At our host's, Manmohan Sharma's, house, he wasted no time happily introducing us to his family. He picked up his son who was getting ready for school and then his toddler daughter as they examined us. His wife distributed masala chai tea in thimble-like cups and his mother rested on the bed behind us. Lastly, his father kneeled at the front door and meekly nodded to us one by one as we walked in. It was a solemn and quick visit, but it was special. We flipped through baby pictures, got the grand tour of their house and just spent time together. It was low stress and therapeutic in all the ways an early morning visit to a friend should be, and mostly, it was simple happiness.

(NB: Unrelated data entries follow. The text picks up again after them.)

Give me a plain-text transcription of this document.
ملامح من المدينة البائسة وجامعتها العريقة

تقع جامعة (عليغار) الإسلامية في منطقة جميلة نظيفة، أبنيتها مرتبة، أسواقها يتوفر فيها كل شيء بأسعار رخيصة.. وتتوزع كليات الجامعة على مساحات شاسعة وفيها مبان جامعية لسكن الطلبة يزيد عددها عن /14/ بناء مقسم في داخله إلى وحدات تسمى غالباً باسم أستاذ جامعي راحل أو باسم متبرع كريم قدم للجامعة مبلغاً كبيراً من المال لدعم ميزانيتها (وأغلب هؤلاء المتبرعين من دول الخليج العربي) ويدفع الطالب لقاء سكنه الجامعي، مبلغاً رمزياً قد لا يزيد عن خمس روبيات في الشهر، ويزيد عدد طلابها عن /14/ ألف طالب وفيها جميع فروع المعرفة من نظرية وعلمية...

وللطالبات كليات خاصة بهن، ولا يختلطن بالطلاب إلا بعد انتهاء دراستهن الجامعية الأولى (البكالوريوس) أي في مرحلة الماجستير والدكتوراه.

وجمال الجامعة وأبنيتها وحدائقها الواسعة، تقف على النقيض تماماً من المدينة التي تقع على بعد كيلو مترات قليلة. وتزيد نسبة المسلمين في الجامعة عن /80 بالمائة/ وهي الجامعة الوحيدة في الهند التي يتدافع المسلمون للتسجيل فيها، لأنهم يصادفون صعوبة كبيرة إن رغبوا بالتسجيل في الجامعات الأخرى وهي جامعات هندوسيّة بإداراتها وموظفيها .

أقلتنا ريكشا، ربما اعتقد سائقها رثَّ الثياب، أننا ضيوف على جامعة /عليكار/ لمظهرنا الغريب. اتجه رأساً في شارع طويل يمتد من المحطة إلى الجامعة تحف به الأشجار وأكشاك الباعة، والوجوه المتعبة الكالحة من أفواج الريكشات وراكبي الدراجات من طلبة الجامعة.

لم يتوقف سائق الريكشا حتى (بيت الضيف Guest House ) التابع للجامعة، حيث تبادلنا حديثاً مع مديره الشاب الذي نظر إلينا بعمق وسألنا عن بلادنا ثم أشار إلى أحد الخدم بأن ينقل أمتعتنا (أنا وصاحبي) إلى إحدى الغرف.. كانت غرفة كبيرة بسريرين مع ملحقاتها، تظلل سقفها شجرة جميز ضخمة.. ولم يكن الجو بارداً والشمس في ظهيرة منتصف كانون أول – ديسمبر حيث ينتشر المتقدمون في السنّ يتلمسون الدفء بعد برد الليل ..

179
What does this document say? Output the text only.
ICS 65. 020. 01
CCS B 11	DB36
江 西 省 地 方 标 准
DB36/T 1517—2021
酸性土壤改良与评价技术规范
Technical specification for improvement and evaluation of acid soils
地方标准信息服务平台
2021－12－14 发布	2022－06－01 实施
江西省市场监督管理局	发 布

Manmohan kept saying that while his house wasn't much, he was happy. They had a roof looking out over the village, a precious albino rabbit for the kids to play with and they had family. It sounds cheesy and it probably is, but it's real in a way that just exudes an air of confident authenticity. It makes you sit back and think about how simple things can be and how complicated we've become as people.
The walk back from Manmohan's house was a quiet one with our group smiling and taking in everything that we could. At the fort's entrance we split up back into our own rooms and on my bed, I appreciated Sawarda for what it was.
It might not carry the overwhelming spiritual weight of the Taj Mahal or rattle you like lines of infinite tuk-tuks all honking towards endless destinations, but it's a silently gentle village housing simple happiness and joyful camaraderie, and it's a part of India that made me feel something no other place could. Something simple and instinctual. Something totally human that I think many of us have lost touch with.